Koobface, has been designed to spread itself by checking to see if person is logged into a social network. It will then post fraudulent messages on the person's Twitter account trying to entice friends to click the link, which then leads to a malicious website that tries to infect the PC.
The popular microblogging service has had a strong impact as a new communication platform, such as providing on-the-ground insight from participants in the recent protests over the presidential election in Iran. But it is also being targeted by fraudsters and hackers, who using it as a way to infect people's PCs with malicious software.
Twitter is the latest site to be targeted by a Koobface variant, said Rik Ferguson, senior security advisor for Trend Micro. Other sites have included Bebo, Hi5, Friendster and LiveJournal, according to the US Computer Emergency Readiness Team.
"Koobface has a long, inglorious history and has been relatively successful at infecting machines," Ferguson said.
At least a couple hundred accounts have been infected by Koobface's latest efforts, according to Ryan Flores, an advanced threats researcher, writing on Trend's blog. When it made its first appearance a couple of weeks ago on Twitter, Koobface was just sending out three shortened URLs (Uniform Resource Locators) leading to malware. Flores wrote that Koobface is sending out more bad links this time around.
The use of URL shortening services on Twitter have made it difficult for people to tell what website they'll end up at, Ferguson said.
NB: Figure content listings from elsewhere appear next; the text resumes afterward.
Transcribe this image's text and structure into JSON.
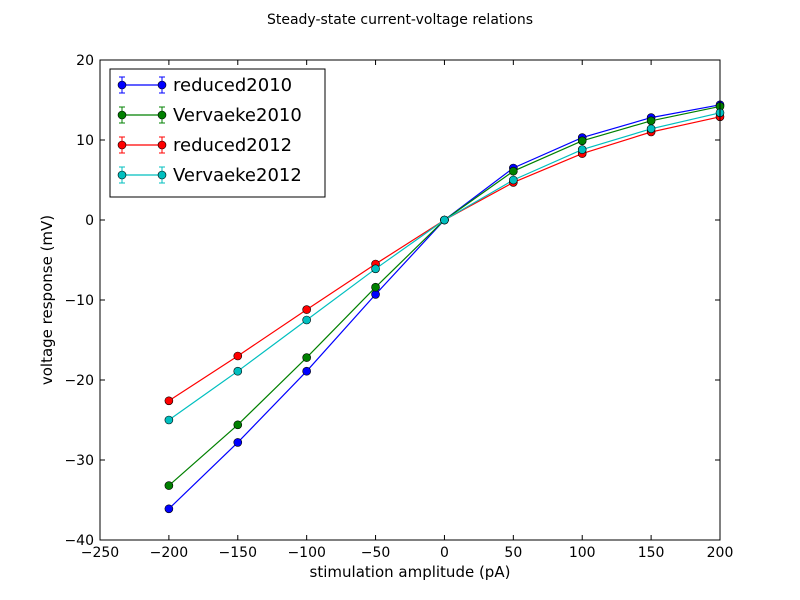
{
  "chart_data": {
    "type": "line",
    "title": "Steady-state current-voltage relations",
    "xlabel": "stimulation amplitude (pA)",
    "ylabel": "voltage response (mV)",
    "xlim": [
      -250,
      200
    ],
    "ylim": [
      -40,
      20
    ],
    "xticks": [
      -250,
      -200,
      -150,
      -100,
      -50,
      0,
      50,
      100,
      150,
      200
    ],
    "yticks": [
      -40,
      -30,
      -20,
      -10,
      0,
      10,
      20
    ],
    "xtick_labels": [
      "−250",
      "−200",
      "−150",
      "−100",
      "−50",
      "0",
      "50",
      "100",
      "150",
      "200"
    ],
    "ytick_labels": [
      "−40",
      "−30",
      "−20",
      "−10",
      "0",
      "10",
      "20"
    ],
    "grid": false,
    "legend_position": "top-left",
    "x": [
      -200,
      -150,
      -100,
      -50,
      0,
      50,
      100,
      150,
      200
    ],
    "series": [
      {
        "name": "reduced2010",
        "color": "#0000ff",
        "values": [
          -36.1,
          -27.8,
          -18.9,
          -9.3,
          0,
          6.5,
          10.3,
          12.8,
          14.4
        ]
      },
      {
        "name": "Vervaeke2010",
        "color": "#008000",
        "values": [
          -33.2,
          -25.6,
          -17.2,
          -8.4,
          0,
          6.1,
          9.9,
          12.4,
          14.2
        ]
      },
      {
        "name": "reduced2012",
        "color": "#ff0000",
        "values": [
          -22.6,
          -17.0,
          -11.2,
          -5.5,
          0,
          4.7,
          8.3,
          11.0,
          12.9
        ]
      },
      {
        "name": "Vervaeke2012",
        "color": "#00bfbf",
        "values": [
          -25.0,
          -18.9,
          -12.5,
          -6.1,
          0,
          5.0,
          8.8,
          11.4,
          13.4
        ]
      }
    ]
  }
}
However, Twitter tools such as TweetDeck will show the full URL, which can help make people make a better security judgement, he said.
Some of Koobface's bad links have advertised, for example, videos of Michael Jackson, where the malware writers are trying to pique people's interest in current news events, said Graham Cluley, senior technology consultant for Sophos. If a person followed the link, it would lead to a website asking the user to download an upgrade for their Flash multimedia players but is actually Koobface, he said.
But Twitter has been fairly quick at shutting down accounts of people who are infected with Koobface and resetting their passwords, Cluley said.
Malware has also spread on Twitter via fake accounts that have been registered using automated tools. Ferguson said Twitter could somewhat guard against that by sending a verification link to an e-mail address during registration, making it more difficult to register dummy accounts en masse.
"That's real low-hanging fruit for them to address," Ferguson said.
Koobface gets instructions from a command-and-control server, which tells the malware which messages to send out. Koobface is dangerous on other levels, however, as it can also steal data from a PC or download other malware.
Security software suites should generally detect early versions of Koobface. However, its creators are crafting variants of the malware to try to escape detection, Ferguson said. They do that by obfuscating Koobface's code and compressing it, which can make it more difficult for security software to spot.